Like every word has more than one meaning, every tweet does many things at once, and every such ‘engagement’ powers either a forest fire or a damp squib. Kanhaiya Kumar is a ‘trigger’ event, the national tricolour is a ‘passion’ topic. Announcing a 207 ft tall and 135 kg heavy mast in all varsities during the raging #JNURow will not silence trigger communities which are discrete and unstoppable.
The #JNURow is a trigger event that has come to embody the network dynamics behind what a young man said after the Arab Spring which he sparked off turned on him: “If we want to liberate our society, we must first liberate the internet.”
By 13 February, Kanhaiya Kumar went from regular guy in JNU to “anti-national”, and thrown behind bars for sedition.
By 16 February, when Firstpost put out this video of Kanhaiya Kumar with a full transcript, a lot of folks asked us the simple question - fair enough too - “Why now? What’s this video, what about the other one?”
Which other one?
The answer came yesterday, on 22 February, when a news producer with a private TV channel sent a stinging resignation letter and quit over the way the company handled the “original” video.

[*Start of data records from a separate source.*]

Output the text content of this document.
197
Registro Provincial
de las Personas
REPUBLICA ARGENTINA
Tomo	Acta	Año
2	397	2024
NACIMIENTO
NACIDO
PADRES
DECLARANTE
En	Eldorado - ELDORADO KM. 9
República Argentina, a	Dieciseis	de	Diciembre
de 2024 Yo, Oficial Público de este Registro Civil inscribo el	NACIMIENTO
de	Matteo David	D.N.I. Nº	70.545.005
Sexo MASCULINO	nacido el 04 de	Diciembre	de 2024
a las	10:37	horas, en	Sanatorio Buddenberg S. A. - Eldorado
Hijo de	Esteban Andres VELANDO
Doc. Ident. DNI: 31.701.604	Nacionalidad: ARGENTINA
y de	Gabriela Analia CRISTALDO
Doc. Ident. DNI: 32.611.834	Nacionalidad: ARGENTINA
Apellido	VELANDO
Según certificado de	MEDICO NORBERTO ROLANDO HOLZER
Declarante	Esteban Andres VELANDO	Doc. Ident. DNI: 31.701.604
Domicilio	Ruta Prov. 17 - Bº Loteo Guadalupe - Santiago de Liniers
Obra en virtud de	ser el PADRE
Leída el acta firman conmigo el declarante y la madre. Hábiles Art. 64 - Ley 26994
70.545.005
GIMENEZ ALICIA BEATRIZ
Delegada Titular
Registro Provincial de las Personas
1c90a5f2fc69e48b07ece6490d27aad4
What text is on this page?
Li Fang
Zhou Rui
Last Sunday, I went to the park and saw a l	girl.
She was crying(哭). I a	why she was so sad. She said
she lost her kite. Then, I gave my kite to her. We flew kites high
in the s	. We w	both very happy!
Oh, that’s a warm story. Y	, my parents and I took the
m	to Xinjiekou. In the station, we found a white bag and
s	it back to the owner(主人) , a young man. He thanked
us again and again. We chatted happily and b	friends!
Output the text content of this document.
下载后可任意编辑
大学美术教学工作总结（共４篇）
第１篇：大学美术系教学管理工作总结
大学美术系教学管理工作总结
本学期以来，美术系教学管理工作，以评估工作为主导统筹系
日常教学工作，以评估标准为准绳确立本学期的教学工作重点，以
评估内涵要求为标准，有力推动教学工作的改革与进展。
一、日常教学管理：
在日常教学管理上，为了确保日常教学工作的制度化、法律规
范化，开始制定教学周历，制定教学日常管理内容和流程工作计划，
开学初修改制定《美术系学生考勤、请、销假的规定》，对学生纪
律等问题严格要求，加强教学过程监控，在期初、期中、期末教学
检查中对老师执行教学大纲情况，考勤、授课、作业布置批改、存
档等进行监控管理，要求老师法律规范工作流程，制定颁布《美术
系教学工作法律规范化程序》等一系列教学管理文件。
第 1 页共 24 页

In his letter, Vishwa Deepak writes: “Are we the BJP or RSS mouthpieces, for us to do whatever they say? A video which did not even have the slogan of ‘Pakistan zindabad’ was still aired continuously. How did we blindly believe that these voices which came in the dark were of Kanhaiya or his friends? Instead of ‘Bhartiya Court zindabad’, they heard 'Pakistan zindabad' and spoilt some peoples career, hopes and led their families to destruction. It would have been good if we would have let the investigating agencies conduct a probe and then waited for the results.”
When the Firstpost video of Kanhaiya Kumar caught fire, the questions “why this video, why now” is a good indication of how chaotic social media conversations are. The video we put out may turn out to be the only video that matters, because the 'other one - the earlier one' has reportedly been fixed, from what Vishwa Deepak says.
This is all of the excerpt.